La investigación revisó 23 estudios a gran escala y comparó la aparición de efectos adversos entre pacientes que tomaron estatinas y quienes recibieron placebo. Los resultados mostraron que, salvo efectos ya conocidos como molestias musculares leves y un pequeño aumento del riesgo de diabetes en personas predispuestas, solo cuatro de los 66 efectos secundarios listados en los prospectos presentaron una asociación estadísticamente significativa, y en una proporción muy baja de casos.
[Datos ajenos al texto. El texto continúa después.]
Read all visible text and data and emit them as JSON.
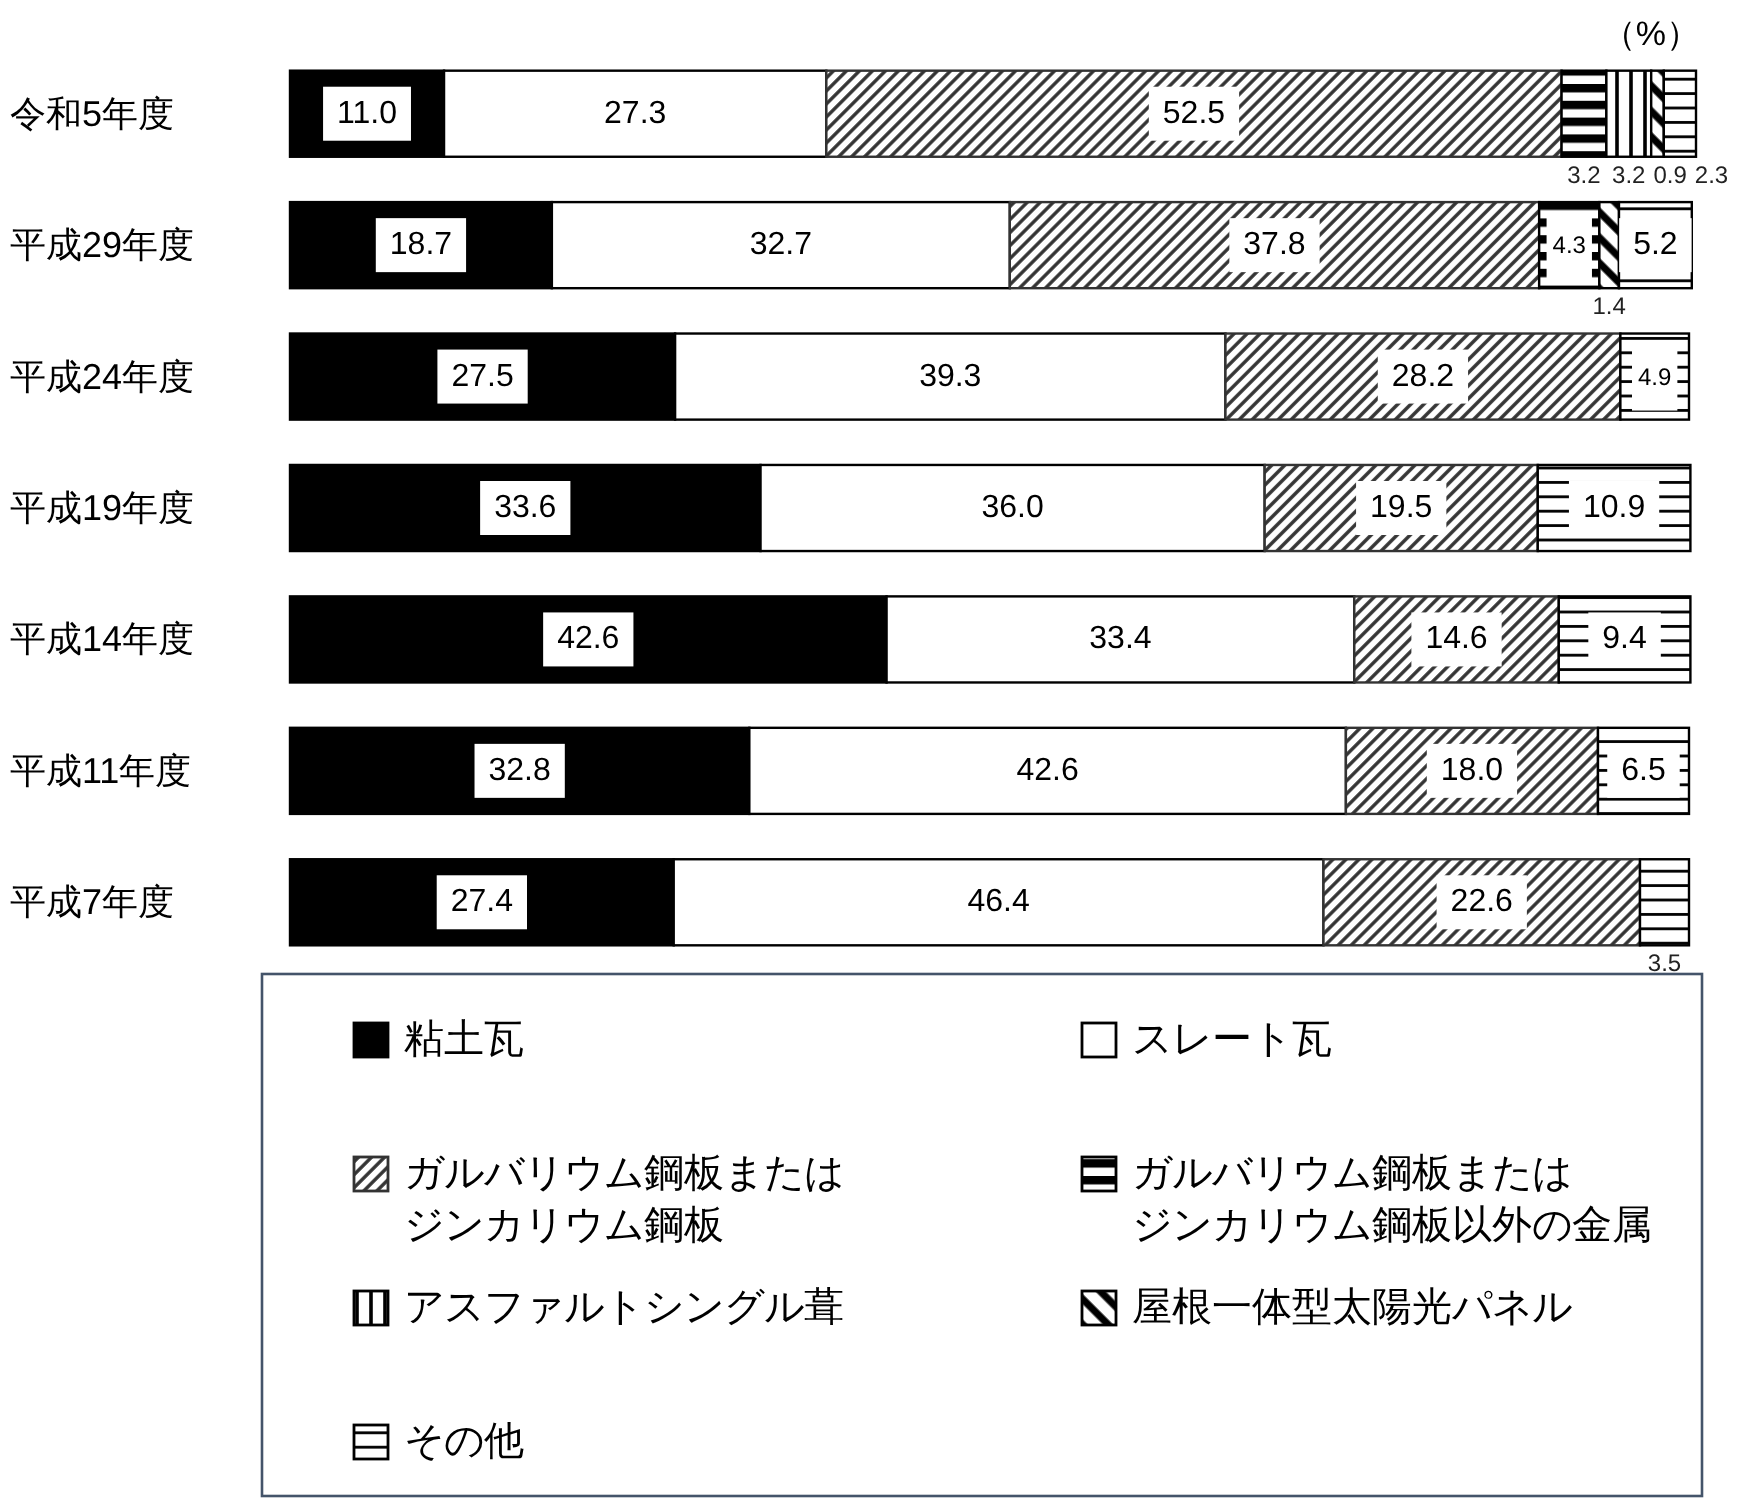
{
  "chart_data": {
    "type": "bar",
    "orientation": "horizontal",
    "stacked": true,
    "legend": "bottom",
    "annotations": [
      "（%）"
    ],
    "categories": [
      "令和5年度",
      "平成29年度",
      "平成24年度",
      "平成19年度",
      "平成14年度",
      "平成11年度",
      "平成7年度"
    ],
    "series": [
      {
        "name": "粘土瓦",
        "color": "#000000",
        "values": [
          11.0,
          18.7,
          27.5,
          33.6,
          42.6,
          32.8,
          27.4
        ],
        "value_labels": [
          "11.0",
          "18.7",
          "27.5",
          "33.6",
          "42.6",
          "32.8",
          "27.4"
        ]
      },
      {
        "name": "スレート瓦",
        "color": "#ffffff",
        "values": [
          27.3,
          32.7,
          39.3,
          36.0,
          33.4,
          42.6,
          46.4
        ],
        "value_labels": [
          "27.3",
          "32.7",
          "39.3",
          "36.0",
          "33.4",
          "42.6",
          "46.4"
        ]
      },
      {
        "name": "ガルバリウム鋼板またはジンカリウム鋼板",
        "color": "#333333",
        "values": [
          52.5,
          37.8,
          28.2,
          19.5,
          14.6,
          18.0,
          22.6
        ],
        "value_labels": [
          "52.5",
          "37.8",
          "28.2",
          "19.5",
          "14.6",
          "18.0",
          "22.6"
        ]
      },
      {
        "name": "ガルバリウム鋼板またはジンカリウム鋼板以外の金属",
        "color": "#000000",
        "values": [
          3.2,
          4.3,
          null,
          null,
          null,
          null,
          null
        ],
        "value_labels": [
          "3.2",
          "4.3",
          null,
          null,
          null,
          null,
          null
        ]
      },
      {
        "name": "アスファルトシングル葺",
        "color": "#000000",
        "values": [
          3.2,
          null,
          null,
          null,
          null,
          null,
          null
        ],
        "value_labels": [
          "3.2",
          null,
          null,
          null,
          null,
          null,
          null
        ]
      },
      {
        "name": "屋根一体型太陽光パネル",
        "color": "#000000",
        "values": [
          0.9,
          1.4,
          null,
          null,
          null,
          null,
          null
        ],
        "value_labels": [
          "0.9",
          "1.4",
          null,
          null,
          null,
          null,
          null
        ]
      },
      {
        "name": "その他",
        "color": "#000000",
        "values": [
          2.3,
          5.2,
          4.9,
          10.9,
          9.4,
          6.5,
          3.5
        ],
        "value_labels": [
          "2.3",
          "5.2",
          "4.9",
          "10.9",
          "9.4",
          "6.5",
          "3.5"
        ]
      }
    ]
  }
}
Síntomas comúnmente mencionados por los pacientes —como pérdida de memoria, depresión, trastornos del sueño, aumento de peso o disfunción sexual— se registraron con la misma frecuencia en los grupos que tomaron placebo, lo que indica que las estatinas no fueron la causa de esos problemas.
Los investigadores señalaron que muchas advertencias actuales se basan en estudios observacionales con mayor riesgo de sesgo y advirtieron que el temor infundado a los efectos secundarios llevó a que numerosos pacientes a abandonar o evitaran tratamientos que reducen de forma comprobada el riesgo de infartos y accidentes cerebrovasculares.
Los autores del estudio y organizaciones de salud pidieron una revisión urgente de la información oficial sobre las estatinas para mejorar la toma de decisiones médicas y la adherencia al tratamiento.